The Best We Could Do: an Illustrated Memoir by Thi Bui

“The Best We Could Do” by Thi Bui is a poignant, heart-rendering graphic novel about a Vietnamese family’s history and struggle emigrating from Vietnam to the United States during the Vietnam War. The story is set in current times with reflections and flashbacks referencing the author and her parents’ journey of war and struggle in leaving their home-country of Vietnam. The book references the wars and trials of the Vietnamese people before and during the Vietnam War but brings a specifically personal account of Thi Bui and her families journey, highlighting her family’s success and trials of making it out alive with their children only to then come to a new country to find new struggles as refugees or émigrés (which is an emigrant, but more fully defined as “a person who emigrates for political reasons”) learning a new language, culture, political system, and a whole new way of life in the United States.

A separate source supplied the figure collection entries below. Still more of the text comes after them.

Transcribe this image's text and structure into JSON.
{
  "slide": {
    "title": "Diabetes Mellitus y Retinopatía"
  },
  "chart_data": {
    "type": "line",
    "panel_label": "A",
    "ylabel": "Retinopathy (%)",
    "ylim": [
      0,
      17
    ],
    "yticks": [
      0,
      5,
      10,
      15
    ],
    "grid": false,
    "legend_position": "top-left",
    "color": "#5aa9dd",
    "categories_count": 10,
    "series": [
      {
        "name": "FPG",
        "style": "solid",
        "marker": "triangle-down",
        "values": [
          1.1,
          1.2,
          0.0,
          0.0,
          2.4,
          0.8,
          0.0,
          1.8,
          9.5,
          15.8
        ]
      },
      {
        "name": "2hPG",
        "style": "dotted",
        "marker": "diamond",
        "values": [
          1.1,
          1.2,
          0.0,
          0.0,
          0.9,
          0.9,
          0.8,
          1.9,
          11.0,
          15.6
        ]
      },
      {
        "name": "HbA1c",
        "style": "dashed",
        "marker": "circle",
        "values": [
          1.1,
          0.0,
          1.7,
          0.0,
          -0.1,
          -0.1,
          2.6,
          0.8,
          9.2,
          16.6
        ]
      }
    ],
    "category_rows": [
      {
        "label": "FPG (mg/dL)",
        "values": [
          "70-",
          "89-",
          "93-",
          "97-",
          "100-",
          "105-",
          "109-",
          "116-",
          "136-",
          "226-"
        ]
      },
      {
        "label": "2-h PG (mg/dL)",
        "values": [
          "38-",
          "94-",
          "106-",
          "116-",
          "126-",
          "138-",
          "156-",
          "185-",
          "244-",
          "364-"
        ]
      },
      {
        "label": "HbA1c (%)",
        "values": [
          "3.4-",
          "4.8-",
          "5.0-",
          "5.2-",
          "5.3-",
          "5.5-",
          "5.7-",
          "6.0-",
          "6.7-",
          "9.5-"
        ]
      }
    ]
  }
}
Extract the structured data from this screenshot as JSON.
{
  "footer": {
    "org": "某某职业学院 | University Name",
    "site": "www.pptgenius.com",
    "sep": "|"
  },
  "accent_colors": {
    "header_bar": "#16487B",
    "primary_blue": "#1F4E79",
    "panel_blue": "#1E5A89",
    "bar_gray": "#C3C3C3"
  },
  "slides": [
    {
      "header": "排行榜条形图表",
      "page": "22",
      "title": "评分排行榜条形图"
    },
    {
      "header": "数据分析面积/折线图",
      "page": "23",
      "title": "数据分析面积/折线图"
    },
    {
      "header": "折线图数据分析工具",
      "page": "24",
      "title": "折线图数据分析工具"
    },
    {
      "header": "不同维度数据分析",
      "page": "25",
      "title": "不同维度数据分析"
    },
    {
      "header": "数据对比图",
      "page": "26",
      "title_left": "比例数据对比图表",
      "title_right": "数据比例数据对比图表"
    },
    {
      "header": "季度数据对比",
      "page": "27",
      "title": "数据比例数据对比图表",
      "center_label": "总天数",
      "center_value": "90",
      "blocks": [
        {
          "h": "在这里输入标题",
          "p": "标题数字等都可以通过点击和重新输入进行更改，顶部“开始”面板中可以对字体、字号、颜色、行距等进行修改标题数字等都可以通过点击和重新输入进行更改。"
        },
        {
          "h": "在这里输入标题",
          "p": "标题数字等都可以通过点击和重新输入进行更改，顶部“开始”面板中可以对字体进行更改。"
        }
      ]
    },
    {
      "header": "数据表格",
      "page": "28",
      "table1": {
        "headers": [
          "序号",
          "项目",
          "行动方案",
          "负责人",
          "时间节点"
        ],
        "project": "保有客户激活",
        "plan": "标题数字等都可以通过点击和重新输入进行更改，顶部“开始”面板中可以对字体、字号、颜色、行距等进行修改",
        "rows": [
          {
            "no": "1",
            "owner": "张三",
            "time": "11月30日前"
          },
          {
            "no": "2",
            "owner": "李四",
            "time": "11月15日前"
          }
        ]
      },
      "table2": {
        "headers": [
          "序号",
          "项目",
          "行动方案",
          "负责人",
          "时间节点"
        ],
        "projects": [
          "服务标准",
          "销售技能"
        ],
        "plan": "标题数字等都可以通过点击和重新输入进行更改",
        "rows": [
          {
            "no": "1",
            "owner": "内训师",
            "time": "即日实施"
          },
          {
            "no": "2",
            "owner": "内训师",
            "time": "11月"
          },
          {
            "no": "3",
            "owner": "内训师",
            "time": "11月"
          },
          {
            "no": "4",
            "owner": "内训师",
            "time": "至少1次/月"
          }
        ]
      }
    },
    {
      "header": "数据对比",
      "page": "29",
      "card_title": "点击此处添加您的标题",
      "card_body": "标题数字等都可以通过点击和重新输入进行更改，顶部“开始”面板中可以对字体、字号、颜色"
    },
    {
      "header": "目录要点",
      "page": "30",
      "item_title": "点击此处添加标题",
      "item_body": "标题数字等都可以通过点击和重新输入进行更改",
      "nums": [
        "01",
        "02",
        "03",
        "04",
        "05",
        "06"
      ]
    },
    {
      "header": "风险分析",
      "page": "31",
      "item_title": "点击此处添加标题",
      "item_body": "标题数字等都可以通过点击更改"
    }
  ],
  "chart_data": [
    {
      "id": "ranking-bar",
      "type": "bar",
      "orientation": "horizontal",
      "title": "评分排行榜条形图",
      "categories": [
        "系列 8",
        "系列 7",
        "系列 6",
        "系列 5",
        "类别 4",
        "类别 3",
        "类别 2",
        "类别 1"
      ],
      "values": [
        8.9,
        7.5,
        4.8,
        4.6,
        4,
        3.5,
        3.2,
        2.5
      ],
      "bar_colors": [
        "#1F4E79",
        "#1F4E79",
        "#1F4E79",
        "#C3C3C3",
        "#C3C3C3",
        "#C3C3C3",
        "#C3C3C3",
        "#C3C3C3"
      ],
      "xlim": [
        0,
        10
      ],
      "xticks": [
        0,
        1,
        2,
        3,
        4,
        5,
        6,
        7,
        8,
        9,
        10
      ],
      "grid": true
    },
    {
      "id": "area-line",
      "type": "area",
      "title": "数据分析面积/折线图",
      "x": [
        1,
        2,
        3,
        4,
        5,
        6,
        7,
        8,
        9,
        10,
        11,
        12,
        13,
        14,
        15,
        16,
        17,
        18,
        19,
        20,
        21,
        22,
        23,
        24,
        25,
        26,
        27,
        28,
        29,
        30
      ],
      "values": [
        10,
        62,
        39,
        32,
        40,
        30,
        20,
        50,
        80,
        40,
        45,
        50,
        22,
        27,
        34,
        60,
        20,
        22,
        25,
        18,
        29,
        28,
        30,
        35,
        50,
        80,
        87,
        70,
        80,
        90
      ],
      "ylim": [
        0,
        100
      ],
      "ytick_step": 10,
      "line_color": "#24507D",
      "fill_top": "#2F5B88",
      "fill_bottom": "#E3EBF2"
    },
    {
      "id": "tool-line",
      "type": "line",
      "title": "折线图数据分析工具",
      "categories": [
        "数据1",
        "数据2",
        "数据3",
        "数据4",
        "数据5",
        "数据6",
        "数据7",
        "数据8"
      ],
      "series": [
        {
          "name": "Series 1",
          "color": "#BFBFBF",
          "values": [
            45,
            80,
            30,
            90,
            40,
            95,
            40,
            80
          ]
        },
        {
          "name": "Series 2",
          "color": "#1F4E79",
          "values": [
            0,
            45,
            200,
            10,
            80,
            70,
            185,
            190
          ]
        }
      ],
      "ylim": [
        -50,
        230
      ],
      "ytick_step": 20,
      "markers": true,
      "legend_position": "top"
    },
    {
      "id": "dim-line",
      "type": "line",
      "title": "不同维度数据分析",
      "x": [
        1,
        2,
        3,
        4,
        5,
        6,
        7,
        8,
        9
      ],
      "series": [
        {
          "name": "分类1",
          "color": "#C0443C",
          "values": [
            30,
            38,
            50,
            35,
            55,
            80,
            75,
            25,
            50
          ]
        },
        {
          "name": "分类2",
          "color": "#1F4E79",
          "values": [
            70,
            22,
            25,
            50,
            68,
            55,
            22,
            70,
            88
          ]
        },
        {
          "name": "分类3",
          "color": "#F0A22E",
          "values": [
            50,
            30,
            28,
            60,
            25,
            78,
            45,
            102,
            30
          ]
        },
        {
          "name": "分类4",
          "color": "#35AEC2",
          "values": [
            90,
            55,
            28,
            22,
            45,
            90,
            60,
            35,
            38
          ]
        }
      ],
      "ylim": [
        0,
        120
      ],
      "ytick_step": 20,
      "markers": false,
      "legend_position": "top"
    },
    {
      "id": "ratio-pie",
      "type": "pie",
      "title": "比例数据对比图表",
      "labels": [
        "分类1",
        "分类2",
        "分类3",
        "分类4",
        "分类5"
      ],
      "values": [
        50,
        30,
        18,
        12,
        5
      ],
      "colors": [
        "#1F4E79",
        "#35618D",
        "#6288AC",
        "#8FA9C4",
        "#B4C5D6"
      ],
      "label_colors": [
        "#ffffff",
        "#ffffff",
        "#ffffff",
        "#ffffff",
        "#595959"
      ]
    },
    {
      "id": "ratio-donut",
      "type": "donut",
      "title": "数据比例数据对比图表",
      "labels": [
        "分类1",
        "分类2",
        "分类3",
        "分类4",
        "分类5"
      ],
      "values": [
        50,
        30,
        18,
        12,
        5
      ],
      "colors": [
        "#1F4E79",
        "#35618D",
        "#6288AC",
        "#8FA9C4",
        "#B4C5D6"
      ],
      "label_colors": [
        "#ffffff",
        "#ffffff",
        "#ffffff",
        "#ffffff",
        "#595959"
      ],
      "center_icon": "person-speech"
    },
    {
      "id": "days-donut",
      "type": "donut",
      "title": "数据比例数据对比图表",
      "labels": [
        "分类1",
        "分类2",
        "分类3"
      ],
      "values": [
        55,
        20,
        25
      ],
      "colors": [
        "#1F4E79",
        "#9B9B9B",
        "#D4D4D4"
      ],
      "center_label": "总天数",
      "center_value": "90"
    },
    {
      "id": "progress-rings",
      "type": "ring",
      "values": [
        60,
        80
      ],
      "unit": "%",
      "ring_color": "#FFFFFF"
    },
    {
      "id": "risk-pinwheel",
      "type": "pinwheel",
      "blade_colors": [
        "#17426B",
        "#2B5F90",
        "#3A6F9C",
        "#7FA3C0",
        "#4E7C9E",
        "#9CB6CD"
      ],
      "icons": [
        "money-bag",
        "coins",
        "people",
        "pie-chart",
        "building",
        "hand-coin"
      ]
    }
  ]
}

“The Best We Could Do” is a graphic memoir, well written and painstakingly descriptive that will leave the reader haunted by the beautiful drawings and horrible atrocities of war. As it is a comic book, it is a super quick read that will leave the reader with a greater understanding of life and struggles of refugees and survivors of war as well as their immigrant struggles in living in a new country having survived. The memoir comes full circle by beginning and ending with life… “The struggle to bring life into this world is rewarded by [the cry of a baby]. It is a single minded effort uncluttered and clear in it’s objective. What follows afterward- that is, the rest of the child’s life – is another story.” And thus ends with the author having hope for her newly born child and the life they will live.